In the case of my grasshoppers, variation on a spatial scale of inches or feet and reflecting only minor differences in temperature are enough to matter. Even over such small distances, though, differences can be dramatic. A patch of ground that receives full sun may exist right next to a patch that is fully shaded. But these patches differ widely in amount of light received, average temperature, and humidity. A careful look will likely reveal significant biological differences between the two spots. The joy and the challenge of studying nature is learning what species likes to be where. Each micro-habitat has its own ecology.

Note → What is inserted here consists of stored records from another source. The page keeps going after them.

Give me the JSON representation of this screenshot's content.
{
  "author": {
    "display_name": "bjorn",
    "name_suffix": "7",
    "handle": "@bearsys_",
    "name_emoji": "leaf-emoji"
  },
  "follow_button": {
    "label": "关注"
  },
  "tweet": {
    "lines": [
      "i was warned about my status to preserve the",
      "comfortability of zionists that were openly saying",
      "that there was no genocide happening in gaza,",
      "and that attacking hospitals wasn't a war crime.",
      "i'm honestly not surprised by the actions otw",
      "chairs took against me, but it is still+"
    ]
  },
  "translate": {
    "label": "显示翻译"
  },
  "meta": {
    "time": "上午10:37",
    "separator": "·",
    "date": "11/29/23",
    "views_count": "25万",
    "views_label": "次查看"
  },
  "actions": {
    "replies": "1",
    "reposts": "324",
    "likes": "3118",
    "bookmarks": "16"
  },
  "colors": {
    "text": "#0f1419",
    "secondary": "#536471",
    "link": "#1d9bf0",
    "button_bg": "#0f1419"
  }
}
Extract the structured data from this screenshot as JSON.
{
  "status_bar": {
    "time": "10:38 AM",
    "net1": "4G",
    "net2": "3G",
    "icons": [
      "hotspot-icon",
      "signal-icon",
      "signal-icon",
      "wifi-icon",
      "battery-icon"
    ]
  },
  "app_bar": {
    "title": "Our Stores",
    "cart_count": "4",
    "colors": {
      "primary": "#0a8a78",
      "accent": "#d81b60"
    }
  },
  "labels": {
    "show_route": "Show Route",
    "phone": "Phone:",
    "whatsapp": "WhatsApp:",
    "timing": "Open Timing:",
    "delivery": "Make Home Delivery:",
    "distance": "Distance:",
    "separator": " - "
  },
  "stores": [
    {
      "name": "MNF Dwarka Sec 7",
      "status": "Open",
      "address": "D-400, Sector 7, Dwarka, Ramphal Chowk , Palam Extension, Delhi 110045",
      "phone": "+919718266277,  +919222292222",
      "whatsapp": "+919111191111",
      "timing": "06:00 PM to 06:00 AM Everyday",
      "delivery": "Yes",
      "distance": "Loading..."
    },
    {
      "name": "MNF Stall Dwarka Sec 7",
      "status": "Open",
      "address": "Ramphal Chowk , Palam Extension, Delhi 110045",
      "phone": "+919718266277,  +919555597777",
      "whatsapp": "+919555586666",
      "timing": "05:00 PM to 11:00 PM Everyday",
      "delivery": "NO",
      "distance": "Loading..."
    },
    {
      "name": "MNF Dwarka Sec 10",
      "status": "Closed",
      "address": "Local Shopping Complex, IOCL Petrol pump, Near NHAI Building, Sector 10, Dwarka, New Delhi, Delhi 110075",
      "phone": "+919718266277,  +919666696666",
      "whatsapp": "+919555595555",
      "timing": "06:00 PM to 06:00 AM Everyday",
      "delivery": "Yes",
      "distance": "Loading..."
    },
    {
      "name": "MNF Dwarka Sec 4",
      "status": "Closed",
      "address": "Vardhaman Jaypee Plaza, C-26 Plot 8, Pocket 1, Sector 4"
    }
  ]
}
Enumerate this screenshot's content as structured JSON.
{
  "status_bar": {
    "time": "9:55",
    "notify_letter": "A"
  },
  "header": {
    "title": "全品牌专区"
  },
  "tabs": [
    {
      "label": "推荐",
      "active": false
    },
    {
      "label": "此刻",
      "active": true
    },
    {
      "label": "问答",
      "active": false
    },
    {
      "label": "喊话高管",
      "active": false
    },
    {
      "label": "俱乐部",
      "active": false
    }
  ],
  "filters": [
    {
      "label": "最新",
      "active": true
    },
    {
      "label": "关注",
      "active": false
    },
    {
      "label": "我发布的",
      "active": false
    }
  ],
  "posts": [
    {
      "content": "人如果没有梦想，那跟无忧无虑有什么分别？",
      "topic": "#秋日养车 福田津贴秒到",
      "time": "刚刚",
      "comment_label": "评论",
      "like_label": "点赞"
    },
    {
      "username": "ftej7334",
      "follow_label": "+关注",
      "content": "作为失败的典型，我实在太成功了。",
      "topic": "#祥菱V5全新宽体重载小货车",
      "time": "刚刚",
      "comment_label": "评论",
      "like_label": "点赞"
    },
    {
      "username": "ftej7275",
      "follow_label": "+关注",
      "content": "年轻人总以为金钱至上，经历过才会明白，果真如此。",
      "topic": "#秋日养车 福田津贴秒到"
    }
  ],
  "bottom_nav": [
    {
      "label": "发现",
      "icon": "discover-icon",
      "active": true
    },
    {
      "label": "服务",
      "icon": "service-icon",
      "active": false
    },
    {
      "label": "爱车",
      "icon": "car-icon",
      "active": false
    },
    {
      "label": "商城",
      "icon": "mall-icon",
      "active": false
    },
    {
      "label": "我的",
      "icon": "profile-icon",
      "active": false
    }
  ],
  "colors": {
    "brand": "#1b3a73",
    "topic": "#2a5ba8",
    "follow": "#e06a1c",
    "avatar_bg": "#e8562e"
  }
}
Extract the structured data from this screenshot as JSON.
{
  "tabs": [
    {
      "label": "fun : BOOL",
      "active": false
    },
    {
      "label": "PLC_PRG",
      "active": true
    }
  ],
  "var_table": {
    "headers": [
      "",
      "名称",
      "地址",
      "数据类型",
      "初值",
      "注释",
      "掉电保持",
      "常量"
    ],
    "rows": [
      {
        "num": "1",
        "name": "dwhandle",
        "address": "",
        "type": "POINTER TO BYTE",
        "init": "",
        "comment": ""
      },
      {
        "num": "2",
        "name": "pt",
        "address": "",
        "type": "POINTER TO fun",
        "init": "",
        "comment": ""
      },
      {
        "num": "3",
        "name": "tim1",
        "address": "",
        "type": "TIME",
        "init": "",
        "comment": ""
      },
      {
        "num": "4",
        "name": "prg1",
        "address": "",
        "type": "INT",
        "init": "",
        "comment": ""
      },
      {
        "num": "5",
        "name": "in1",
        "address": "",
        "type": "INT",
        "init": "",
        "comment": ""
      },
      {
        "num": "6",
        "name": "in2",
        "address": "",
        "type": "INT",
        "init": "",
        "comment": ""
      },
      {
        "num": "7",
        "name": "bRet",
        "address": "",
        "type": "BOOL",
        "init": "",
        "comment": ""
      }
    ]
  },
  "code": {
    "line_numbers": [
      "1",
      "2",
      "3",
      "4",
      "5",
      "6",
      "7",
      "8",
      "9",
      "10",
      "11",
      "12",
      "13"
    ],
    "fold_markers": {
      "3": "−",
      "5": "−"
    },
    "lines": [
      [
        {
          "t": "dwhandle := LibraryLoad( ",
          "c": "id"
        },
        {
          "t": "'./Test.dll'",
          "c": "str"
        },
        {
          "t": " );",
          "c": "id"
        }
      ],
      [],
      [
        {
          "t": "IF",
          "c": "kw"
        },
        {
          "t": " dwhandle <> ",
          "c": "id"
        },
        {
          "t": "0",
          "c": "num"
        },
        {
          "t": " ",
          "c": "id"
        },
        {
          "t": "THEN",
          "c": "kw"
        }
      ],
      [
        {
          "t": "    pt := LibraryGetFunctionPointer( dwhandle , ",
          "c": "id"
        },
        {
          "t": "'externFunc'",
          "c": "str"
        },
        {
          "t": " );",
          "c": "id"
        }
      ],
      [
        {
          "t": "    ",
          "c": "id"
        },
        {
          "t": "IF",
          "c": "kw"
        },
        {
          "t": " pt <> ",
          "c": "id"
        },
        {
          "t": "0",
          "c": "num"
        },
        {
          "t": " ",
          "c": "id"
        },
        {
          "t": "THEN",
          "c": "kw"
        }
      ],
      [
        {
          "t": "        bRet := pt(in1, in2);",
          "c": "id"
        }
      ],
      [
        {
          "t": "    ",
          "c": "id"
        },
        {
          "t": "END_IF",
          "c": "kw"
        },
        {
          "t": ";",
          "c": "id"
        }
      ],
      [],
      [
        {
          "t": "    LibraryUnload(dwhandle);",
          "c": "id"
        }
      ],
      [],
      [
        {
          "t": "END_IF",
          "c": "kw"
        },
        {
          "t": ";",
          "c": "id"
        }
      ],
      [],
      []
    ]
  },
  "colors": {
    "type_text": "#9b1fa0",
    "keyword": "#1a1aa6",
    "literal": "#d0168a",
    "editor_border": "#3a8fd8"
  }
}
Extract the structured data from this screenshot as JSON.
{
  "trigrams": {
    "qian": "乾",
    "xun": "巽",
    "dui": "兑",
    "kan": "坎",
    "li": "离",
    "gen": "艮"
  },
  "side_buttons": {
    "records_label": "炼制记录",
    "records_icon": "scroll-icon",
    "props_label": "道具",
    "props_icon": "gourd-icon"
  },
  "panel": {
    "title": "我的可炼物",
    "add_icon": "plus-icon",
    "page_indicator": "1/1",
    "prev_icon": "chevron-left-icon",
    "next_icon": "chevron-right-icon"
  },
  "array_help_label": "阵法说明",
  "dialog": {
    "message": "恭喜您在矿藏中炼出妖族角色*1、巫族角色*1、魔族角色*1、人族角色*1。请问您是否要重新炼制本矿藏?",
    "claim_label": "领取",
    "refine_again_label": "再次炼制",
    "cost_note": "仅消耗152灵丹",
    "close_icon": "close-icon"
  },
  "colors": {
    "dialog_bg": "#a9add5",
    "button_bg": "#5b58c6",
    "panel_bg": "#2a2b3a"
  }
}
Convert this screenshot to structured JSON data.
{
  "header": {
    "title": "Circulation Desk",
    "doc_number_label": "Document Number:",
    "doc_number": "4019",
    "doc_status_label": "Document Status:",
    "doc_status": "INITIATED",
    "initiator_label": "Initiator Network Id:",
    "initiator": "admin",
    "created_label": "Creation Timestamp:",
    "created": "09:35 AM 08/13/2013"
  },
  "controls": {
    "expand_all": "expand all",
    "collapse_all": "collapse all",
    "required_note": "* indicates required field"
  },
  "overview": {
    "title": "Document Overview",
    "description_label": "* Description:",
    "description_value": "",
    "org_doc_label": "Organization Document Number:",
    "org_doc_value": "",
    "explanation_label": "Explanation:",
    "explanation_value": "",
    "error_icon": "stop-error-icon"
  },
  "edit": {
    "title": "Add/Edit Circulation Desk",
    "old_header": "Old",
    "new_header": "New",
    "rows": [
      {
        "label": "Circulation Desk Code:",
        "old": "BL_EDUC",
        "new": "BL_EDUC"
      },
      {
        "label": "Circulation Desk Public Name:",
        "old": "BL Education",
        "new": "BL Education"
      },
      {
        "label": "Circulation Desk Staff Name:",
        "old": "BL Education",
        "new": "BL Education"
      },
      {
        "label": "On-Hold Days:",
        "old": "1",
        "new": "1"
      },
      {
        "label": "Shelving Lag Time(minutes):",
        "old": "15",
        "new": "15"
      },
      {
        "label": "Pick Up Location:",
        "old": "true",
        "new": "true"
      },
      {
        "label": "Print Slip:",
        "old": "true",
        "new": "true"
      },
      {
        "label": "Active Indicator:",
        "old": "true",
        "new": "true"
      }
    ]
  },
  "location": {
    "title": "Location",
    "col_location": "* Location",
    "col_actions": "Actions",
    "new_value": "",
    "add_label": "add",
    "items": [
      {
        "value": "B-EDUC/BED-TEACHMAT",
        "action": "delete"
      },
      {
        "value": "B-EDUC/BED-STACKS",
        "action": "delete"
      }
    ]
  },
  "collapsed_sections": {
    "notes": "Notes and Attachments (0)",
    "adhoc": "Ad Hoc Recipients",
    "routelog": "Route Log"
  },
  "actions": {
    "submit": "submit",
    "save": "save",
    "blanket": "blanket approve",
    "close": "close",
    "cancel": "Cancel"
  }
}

There is no limit to what sort of variation might matter to a plant or animal. Ants, for instance, many of which excavate vast underground nests, exhibit an incredibly nuanced understanding of soil, each species zeroing in on a preferred particle size and degree of wetness. Allegheny mound ants, for example, which mass the spoil from their tunnels into heaps that may be 5 feet across and 18 inches high, unerringly find the same type of coarse, well-drained sand to dig in. But you — do you even think about soil structure as you walk around?

A patch of loose sand, seen by a beetle, is a boulder field the size of a county. A pebble on that patch, too small for us to notice, offers concealment from predators, or cooling shade on an excessively hot day. One of the pleasures of studying nature is making the imaginative leap of seeing the world as wildlife sees it: a profoundly nuanced matrix of risk and opportunity, shaping what occurs where and when.